All of the Diamond cores except the 108Mini implement a set of zero-overhead loop instructions. Loops are a fundamental programming structure and are usually implemented with a processor’s decrement-test-and-branch instructions. Like all instructions, these instructions must be fetched and executed. These operations take time and create memory cycles and bus traffic, which can increase power dissipation. In addition, branch instructions inevitably create pipeline bubbles.
All of these considerations generate loop overhead. During these overhead cycles, the processor performs no useful work. The zero-overhead loop instruction uses three additional 32-bit registers to set up and keep track of loop conditions so that no housekeeping instructions for the loop are executed within the loop. These zero-overhead loop registers become part of the special-register group in the processor. Table 6.5 lists the three zero-overhead loop registers and Table 6.6 lists the three new instructions that implement the zero-overhead loops.

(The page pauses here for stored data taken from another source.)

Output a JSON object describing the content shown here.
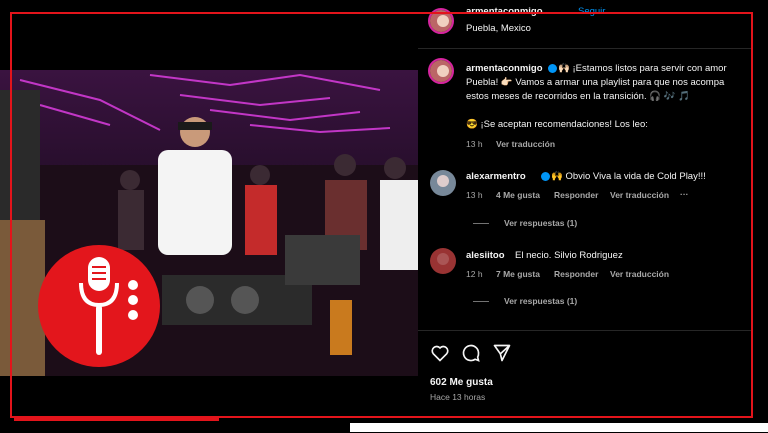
{
  "header": {
    "username": "armentaconmigo",
    "follow": "Seguir",
    "location": "Puebla, Mexico"
  },
  "caption": {
    "username": "armentaconmigo",
    "line1": "🙌🏻 ¡Estamos listos para servir con amor",
    "line2": "Puebla! 👉🏻 Vamos a armar una playlist para que nos acompa",
    "line3": "estos meses de recorridos en la transición. 🎧 🎶 🎵",
    "line4": "😎 ¡Se aceptan recomendaciones! Los leo:",
    "time": "13 h",
    "translate": "Ver traducción"
  },
  "comments": [
    {
      "username": "alexarmentro",
      "text": "🙌 Obvio Viva la vida de Cold Play!!!",
      "time": "13 h",
      "likes": "4 Me gusta",
      "reply": "Responder",
      "translate": "Ver traducción",
      "more": "···",
      "replies": "Ver respuestas (1)"
    },
    {
      "username": "alesiitoo",
      "text": "El necio. Silvio Rodriguez",
      "time": "12 h",
      "likes": "7 Me gusta",
      "reply": "Responder",
      "translate": "Ver traducción",
      "replies": "Ver respuestas (1)"
    }
  ],
  "footer": {
    "likes": "602 Me gusta",
    "time": "Hace 13 horas"
  },
  "colors": {
    "accent_red": "#e3141b",
    "verified_blue": "#0095f6",
    "background": "#000000"
  },
  "icons": [
    "heart-icon",
    "comment-icon",
    "share-icon",
    "microphone-icon"
  ]
}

Register mnemonic | Register name | Special register number |
---|---|---|
LBEG | Loop Begin | 0 |
LEND | Loop End | 1 |
LCOUNT | Loop Count | 2 |
Instruction mnemonic | Instruction definition |
---|---|
LOOP | Set up the zero-overhead loop by initializing the LBEG, LEND, and LCOUNT registers. |
LOOPGTZ | Set up the zero-overhead loop by initializing the LBEG, LEND, and LCOUNT registers. Skip the loop if LCOUNT is not positive. |
LOOPNEZ | Set up the zero-overhead loop by initializing the LBEG, LEND, and LCOUNT registers. Skip the loop if LCOUNTis zero. |
The XCC compiler automatically uses the zero-overhead loop registers and instructions, if present, to accelerate program execution. Once the loop is set up, no instructions within the loop are needed for loop housekeeping. The processor hardware automatically manages the loop using logic circuits that perform the loop computations and comparisons in the background. This mechanism accelerates the execution of all loops and greatly accelerates the execution speed of small loops.
It’s possible to terminate zero-overhead loops prematurely by directly branching to the address stored in the LEND register. It’s also possible to short-circuit one loop iteration and conditionally end the loop by branching to a nop instruction placed just before the address contained in the LEND register.